In more recent history, the Elections Commission postponed the 2020 general election due to the Covid pandemic. In that instance, then President Gotabaya Rajapaksa wanted the elections held as early as possible so he could cash in on the snowballing effect of the massive mandate he received in November 2019. At that time, it was ironically the opposition which was arguing for a postponement of the polls.

The circumstances in 2020 were cited as being due to “emergency or unforeseen circumstances” as the Covid pandemic was an unprecedented situation. To postpone the polls, then Elections Commission Chairman Mahinda Deshapriya utilised Section 24 (3) of Parliament Elections Act (No. 1 of 1981), which states that, “at the event of any emergency or unforeseen circumstances the election cannot be taken on the day specified in the notice relating to the election, it can be postponed”.

On that occasion, then Secretary to the President P.B. Jayasundera, obviously acting on the instructions of Gotabaya Rajapaksa, wrote a strongly worded letter to Deshapriya urging him to conduct elections as soon as possible. To his credit, Deshapriya stood his ground because the pandemic was at its peak at the time and the polls were held only in August that year.

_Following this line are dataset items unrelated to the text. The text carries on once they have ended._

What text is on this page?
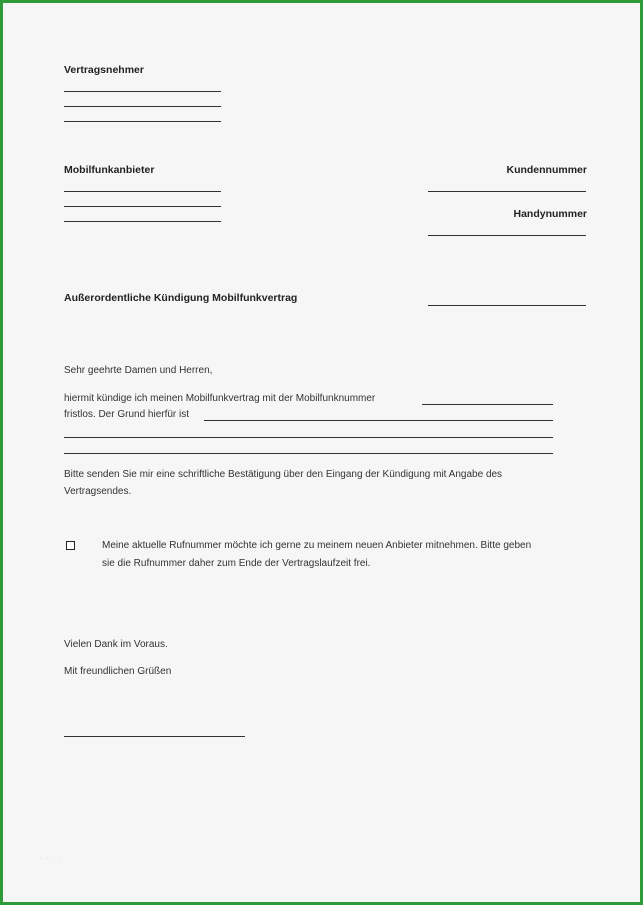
Vertragsnehmer
Mobilfunkanbieter	Kundennummer
Handynummer
Außerordentliche Kündigung Mobilfunkvertrag
Sehr geehrte Damen und Herren,
hiermit kündige ich meinen Mobilfunkvertrag mit der Mobilfunknummer
fristlos. Der Grund hierfür ist
Bitte senden Sie mir eine schriftliche Bestätigung über den Eingang der Kündigung mit Angabe des
Vertragsendes.
Meine aktuelle Rufnummer möchte ich gerne zu meinem neuen Anbieter mitnehmen. Bitte geben
sie die Rufnummer daher zum Ende der Vertragslaufzeit frei.
Vielen Dank im Voraus.
Mit freundlichen Grüßen
· · · ·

With such precedents and laws which allow for interpretation in a subjective manner, it could be the view of the government and the President that postponement of presidential elections is also unavoidable due to the unprecedented economic situation in the country.    

 

Although there have some whispers that a referendum could be held to postpone the presidential elections, then the postponement on the grounds that the country does not have finances for a national election cannot be sustained because the referendum will have a cost of its own.

Nevertheless, rumour has it that there is the possibility that Wickremesinghe could conduct a referendum on the abolition of the Executive Presidency and then stay on in office for a few more years under transitional provisions until the new Constitution is enacted. The beauty of this would be that most opposition parties who are clamouring for the abolition of the Executive Presidency and the enactment of a new Constitution would have no choice but to support such a proposal.

Public sentiment at the grassroots level is that voters are lying low waiting for the next national elections to teach the well-established political parties a lesson. Ranil Wickremesinghe, incompetent statesman that he is, is still as cunning and self-serving as they come and cannot be unaware of this. That is why the collective opposition should be alert and alive to his machinations as the deadline for the next presidential elections approach.